The 718 designation is a throwback to the 718 RS track cars of the late ’50s and early ’60s that were adapted to race in various series, including Le Mans and Formula 1, meeting with varying degrees of success. Like the new car, the original 718 were knowns for their lightness, their mid-engine layout, and their dynamic handling.

From its beginnings 20 years ago, Boxster has been compared to the 718, so it’s not much of a stretch to finally have that connection right there in the name.

The new car will be designated 718 Boxster (and 718 Boxster S for the more performance worthy model), debuting a new range of turbocharged horizontally-opposed 4-cylinder engines. The Boxster 2.0-litre engine makes 300 hp, while the S gets a 2.5 that makes 350. Torque is also increased substantially (by 73 lb-ft in the base car and 44 in the S), with a peak plateau from 1,950 to 4,500 rpm.

To put it into percentages, that’s roughly a 10-13% increase in power (depending on the model), but perhaps more impressive is that fuel economy is also reportedly improved 13%. Porsche credits turbocharging with improving both figures.

In raw numbers, it means zero to 100 km/h acceleration of 4.2 seconds for the 718 Boxster S (4.7 in 718 Boxster), with a too speed of 285 km/h (275 in the base car).
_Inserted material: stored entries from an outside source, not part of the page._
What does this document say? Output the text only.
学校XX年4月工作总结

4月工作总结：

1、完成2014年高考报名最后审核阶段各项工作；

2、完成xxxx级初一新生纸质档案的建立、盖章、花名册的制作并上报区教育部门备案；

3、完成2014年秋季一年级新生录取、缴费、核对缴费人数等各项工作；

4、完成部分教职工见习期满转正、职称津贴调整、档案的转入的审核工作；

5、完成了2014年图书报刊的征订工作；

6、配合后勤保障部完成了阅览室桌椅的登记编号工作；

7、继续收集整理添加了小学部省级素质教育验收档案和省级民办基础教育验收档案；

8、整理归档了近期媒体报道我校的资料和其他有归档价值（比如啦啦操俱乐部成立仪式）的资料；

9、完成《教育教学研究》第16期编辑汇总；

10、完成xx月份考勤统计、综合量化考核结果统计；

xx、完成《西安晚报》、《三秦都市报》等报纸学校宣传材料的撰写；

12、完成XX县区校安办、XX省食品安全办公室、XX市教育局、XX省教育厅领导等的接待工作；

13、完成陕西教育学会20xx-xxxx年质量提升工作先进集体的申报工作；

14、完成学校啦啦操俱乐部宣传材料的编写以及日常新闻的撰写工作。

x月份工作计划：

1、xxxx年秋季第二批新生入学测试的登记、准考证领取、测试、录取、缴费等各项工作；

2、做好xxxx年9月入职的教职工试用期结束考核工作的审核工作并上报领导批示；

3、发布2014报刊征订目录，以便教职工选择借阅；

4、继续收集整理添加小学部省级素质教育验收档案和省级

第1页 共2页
Economy is rated at 6.9 combined in the 718 and 7.3 in the S (both with the PDK, Porsche’s double clutch automatic transmission, though a 6-speed manual is standard on both versions).

But the big news is performance, and the new models feature new suspension tuning to make them handle in a superior manner to their predecessors (which was already not shabby at all), while the electromagnetic assisted steering improves response by a reported 10% The Sport Chrono package adds an individual setting to Normal, Sport and Sport Plus modes, while a button on the dial allows the driver to call up maximum response for a 20-second burst.

Of interest is that the body is comprehensively changed … sort of. In fact, the body is completely revised, except for the luggage compartment lids front and rear, the windshield, and the power convertible top. So, basically, the sides are changed.

Inside, the instrument panel is revised, and adds the latest version of the Porsche Communication Management system, including a new state-of-the-art touchscreen.

European deliveries start in spring 2016, with UK prices starting at £41,739 ($84,557 Canadian at today’s conversion rate) for the 718 Boxster, and the 718 Boxster S starting at £50,695 ($102,701 Canadian). Canadian MSRPs are expected to be in the $65,000 to $80,000 range.